The impediment has been well organised trade unions operating in these entities who have time and again formed a nexus with the then political party in opposition, to disrupt any government plan to privatise. It is therefore vital to initiate the process by first negotiating a settlement with employees and only then to engage in the bidding process for an adviser and/or for sale of the entity.
Secondly, the objective of privatisation is to generate revenue to create fiscal space for the government by either retiring existing debt and/or be able to meet its budgeted expenditure targets that would reduce the pressure on the Federal Board of Revenue (FBR) to propose a mini-budget with the aim of raising its target for the year that, it is legitimately feared, would negatively impact on the poor more than rich as there is overwhelming reliance by the Board on indirect taxes whose incidence on the poor is greater than on the rich.
This objective presupposes (i) a business climate in the country that is conducive to investment (foreign and local) and sadly the writing on the wall at present does not indicate such an environment with government data acknowledging 0.3 percent growth rate for last fiscal year with a poorly performing private sector due to a high discount rate (at present 22 percent) and a massive rise in government borrowing that crowded out private sector credit (accounting for a 178.6 percent decline in credit to the private sector last fiscal year and achieving large-scale manufacturing growth of negative 10.3 percent for the year past – a decline that continued into July 2023 for which data is available); and (ii) the continuing economic impasse necessitates that the sale be at a price that is not perceived by the general public as selling the family silver at throwaway prices by a government that is not representative of the people of this country.

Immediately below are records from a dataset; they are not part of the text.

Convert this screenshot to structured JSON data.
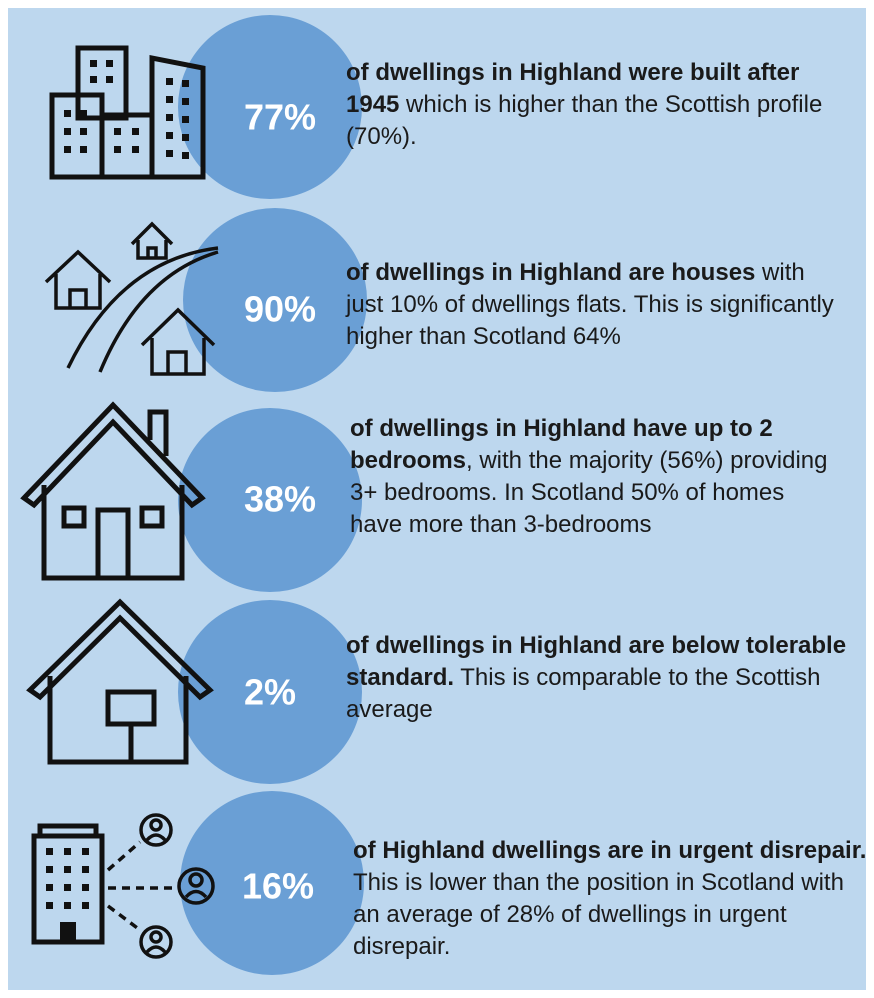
{
  "items": [
    {
      "percent": "77%",
      "bold": "of dwellings in Highland were built after 1945",
      "text": " which is higher than  the Scottish profile (70%)."
    },
    {
      "percent": "90%",
      "bold": "of dwellings in Highland are houses",
      "text": " with just 10% of dwellings flats. This is significantly higher than Scotland 64%"
    },
    {
      "percent": "38%",
      "bold": "of dwellings in Highland have up to 2 bedrooms",
      "text": ", with the majority (56%) providing 3+ bedrooms. In Scotland 50% of homes have more than 3-bedrooms"
    },
    {
      "percent": "2%",
      "bold": "of dwellings in Highland are below tolerable standard.",
      "text": " This is comparable to the Scottish average"
    },
    {
      "percent": "16%",
      "bold": "of Highland dwellings are in urgent disrepair.",
      "text": " This is lower than the position in Scotland with an average of 28% of dwellings in urgent disrepair."
    }
  ]
}
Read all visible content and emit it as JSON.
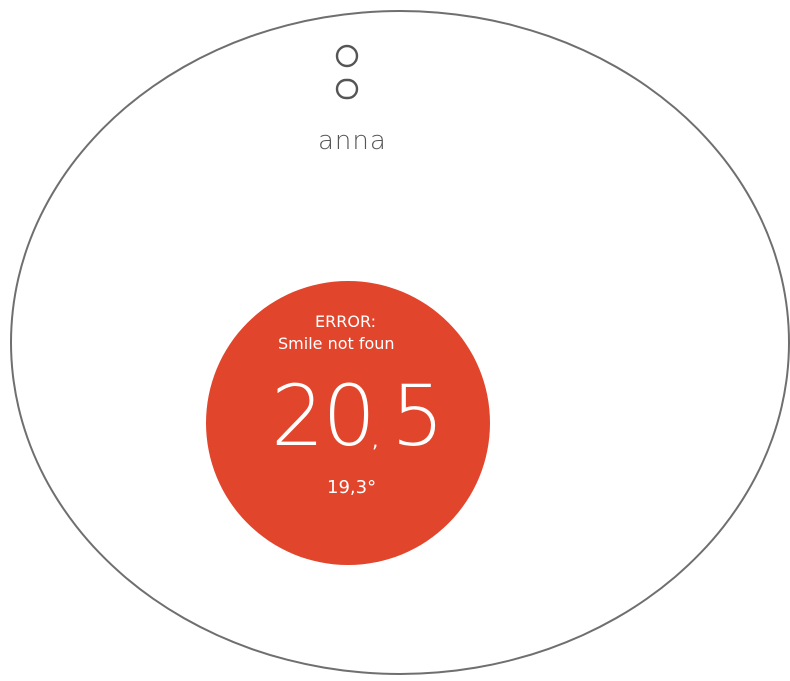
{
  "brand": {
    "name": "anna",
    "logo_icon": "anna-logo-icon"
  },
  "thermostat": {
    "status_title": "ERROR:",
    "status_message": "Smile not foun",
    "current_temp_integer": "20",
    "current_temp_separator": ",",
    "current_temp_decimal": "5",
    "setpoint": "19,3°",
    "dial_color": "#e1452c",
    "ring_color": "#6f6f6f"
  }
}
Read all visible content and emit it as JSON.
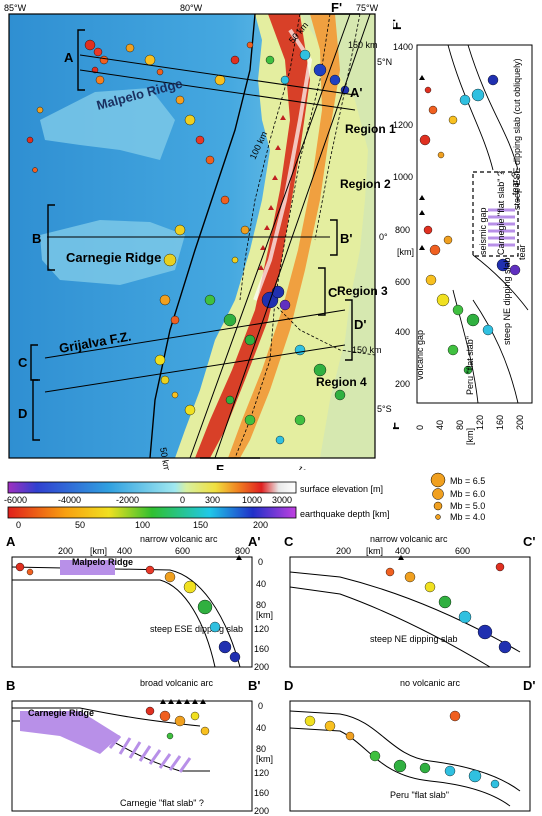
{
  "map": {
    "lon_labels": [
      "85°W",
      "80°W",
      "75°W"
    ],
    "lat_labels": [
      "5°N",
      "0°",
      "5°S"
    ],
    "regions": [
      "Region 1",
      "Region 2",
      "Region 3",
      "Region 4"
    ],
    "ridges": [
      "Malpelo Ridge",
      "Carnegie Ridge",
      "Grijalva F.Z."
    ],
    "section_letters": [
      "A",
      "A'",
      "B",
      "B'",
      "C",
      "C'",
      "D",
      "D'",
      "F",
      "F'"
    ],
    "contours": [
      "50 km",
      "100 km",
      "150 km"
    ]
  },
  "legend": {
    "elevation_label": "surface elevation [m]",
    "elevation_ticks": [
      "-6000",
      "-4000",
      "-2000",
      "0",
      "300",
      "1000",
      "3000"
    ],
    "depth_label": "earthquake depth [km]",
    "depth_ticks": [
      "0",
      "50",
      "100",
      "150",
      "200"
    ],
    "magnitudes": [
      "Mb = 6.5",
      "Mb = 6.0",
      "Mb = 5.0",
      "Mb = 4.0"
    ]
  },
  "f_section": {
    "y_ticks": [
      "200",
      "400",
      "600",
      "800",
      "1000",
      "1200",
      "1400"
    ],
    "x_ticks": [
      "0",
      "40",
      "80",
      "120",
      "160",
      "200"
    ],
    "km_y": "[km]",
    "km_x": "[km]",
    "labels": [
      "steep ESE dipping slab (cut obliquely)",
      "tear ?",
      "seismic gap",
      "Carnegie \"flat slab\" ?",
      "tear",
      "steep NE dipping slab",
      "Peru \"flat slab\"",
      "volcanic gap"
    ]
  },
  "sections": {
    "A": {
      "left": "A",
      "right": "A'",
      "arc": "narrow volcanic arc",
      "notes": [
        "Malpelo Ridge",
        "steep ESE dipping slab"
      ]
    },
    "B": {
      "left": "B",
      "right": "B'",
      "arc": "broad volcanic arc",
      "notes": [
        "Carnegie Ridge",
        "Carnegie \"flat slab\" ?"
      ]
    },
    "C": {
      "left": "C",
      "right": "C'",
      "arc": "narrow volcanic arc",
      "notes": [
        "steep NE dipping slab"
      ]
    },
    "D": {
      "left": "D",
      "right": "D'",
      "arc": "no volcanic arc",
      "notes": [
        "Peru \"flat slab\""
      ]
    },
    "x_ticks": [
      "200",
      "400",
      "600",
      "800"
    ],
    "x_unit": "[km]",
    "y_ticks": [
      "0",
      "40",
      "80",
      "120",
      "160",
      "200"
    ],
    "y_unit": "[km]"
  },
  "colors": {
    "ocean_deep": "#2f9ad8",
    "ocean_shallow": "#7fd0e8",
    "lowland": "#e8f0a8",
    "andes": "#d83a2a",
    "slab_purple": "#b890e8"
  }
}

Analysts may argue that the selection of the caretaker privatisation minister is appropriate as the general perception is that his long association with the PML-N (Pakistan Muslim League-Nawaz) coupled with the PML-N considered to be the most likely to form the next government at the Centre would imply no challenge to a decision during the caretaker setup yet it must be borne in mind that legal challenges in the past have usually come from the judiciary or the opposition.
Thirdly and, more importantly, to plug the dollar 4.5 billion shortfall in external financing plan stated in the budget and agreed with the Fund.
The budget estimates of over dollar 20 billion external financing, it has now become clear that because of the low credit rating of the country and the high interest rate global environment commercial loans from non-Chinese sources may not materialise.
The possibility to raise external borrowing through issuance of bonds is also not possible for the same reasons. Under the circumstances, plugging this gap through foreign direct investment (FDI) by sale of SOEs through the privatization process is now the aim. To complicate matters further, interest payments stated in the budget have been understated by a trillion rupees.
Be that as it may, there is a need for the caretaker government to not only price all entities destined for sale appropriately, not only the sum of its assets but also the sum of its future stream of income, if any, but also to ensure that there are no politically exposed persons or their families or dummy companies in the bidding process.
Privatisation as a source of revenue and/or to end the hemorrhaging on the treasury are salutary objectives under the dire circumstances; however, we would hope that the process would start with a settlement with existing labour unions prior to engaging with the bidders in earnest.